Preheat your oven to 350°F (175°C). Grease an 8×8-inch square baking dish.
Cook and mash the sweet potato until smooth. You can steam, boil, or bake it.
In a large bowl, combine the sweet potato puree, peanut butter, honey or maple syrup, and eggs. Mix well until smooth and creamy.
Stir in the cocoa powder, all-purpose flour, salt, and baking powder until just combined. If using, fold in the dark chocolate chips.
Pour the brownie batter into the prepared 8×8-inch baking dish and spread it evenly. Bake for about 25-30 minutes, or until a toothpick inserted in the center comes out clean.
Notes
Store brownies in an airtight contain or ziplock bag for up to 5 days. You can keep them in the fridge too.

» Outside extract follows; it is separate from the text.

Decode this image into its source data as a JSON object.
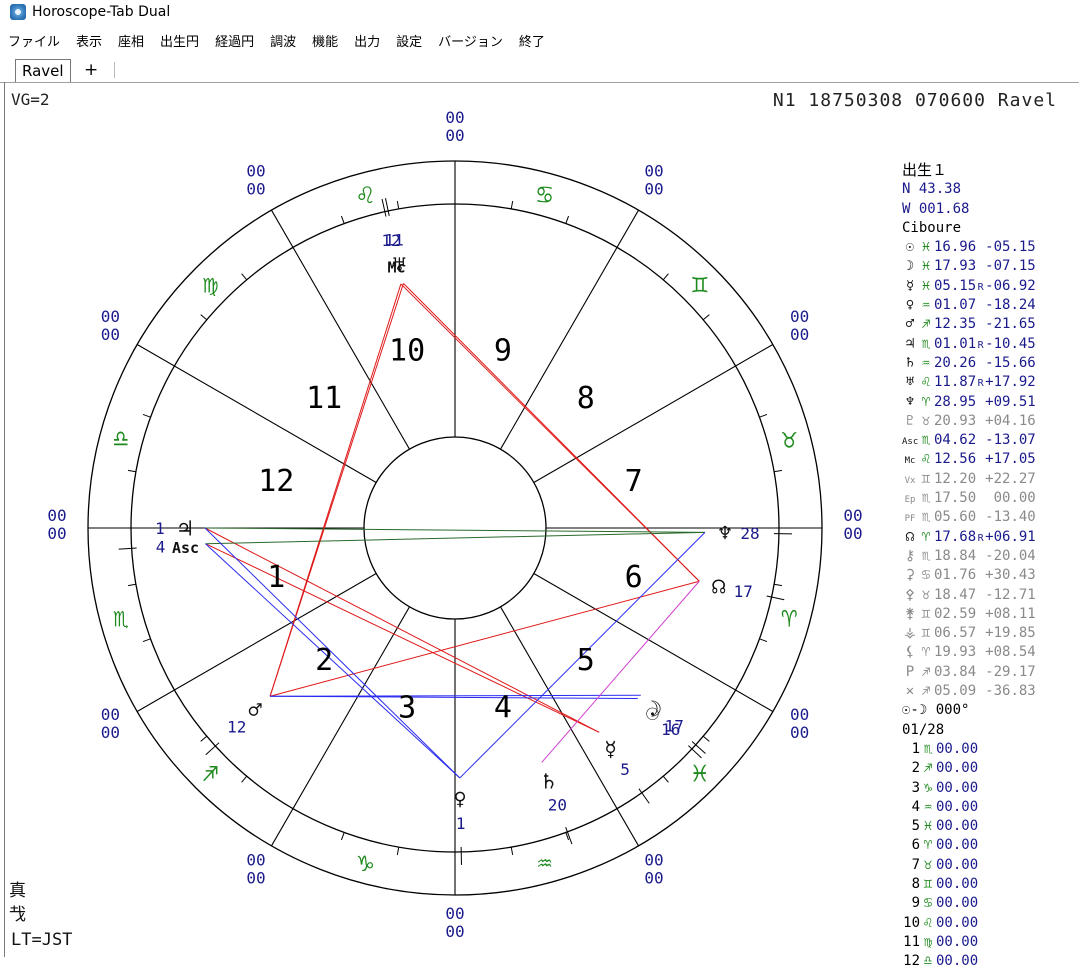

Substitutions & Variations
How to make sweet potato puree: Cook 1 medium sweet potato and mash it up. You can steam, boil, or bake it beforehand.
Flour: Instead of using all purpose flour you can use gluten-free flour.
Chocolate chips: This recipe uses white chocolate chips but if you want to give it a different flavor, try butterscotch chocolate dips, milk chocolate, or dark chocolate chips.
Honey or maple syrup can be used for the sweetener.
Peanut butter: You can use crunchy peanut butter to add some nuts in or creamy if you want no nuts and more of a smooth texture.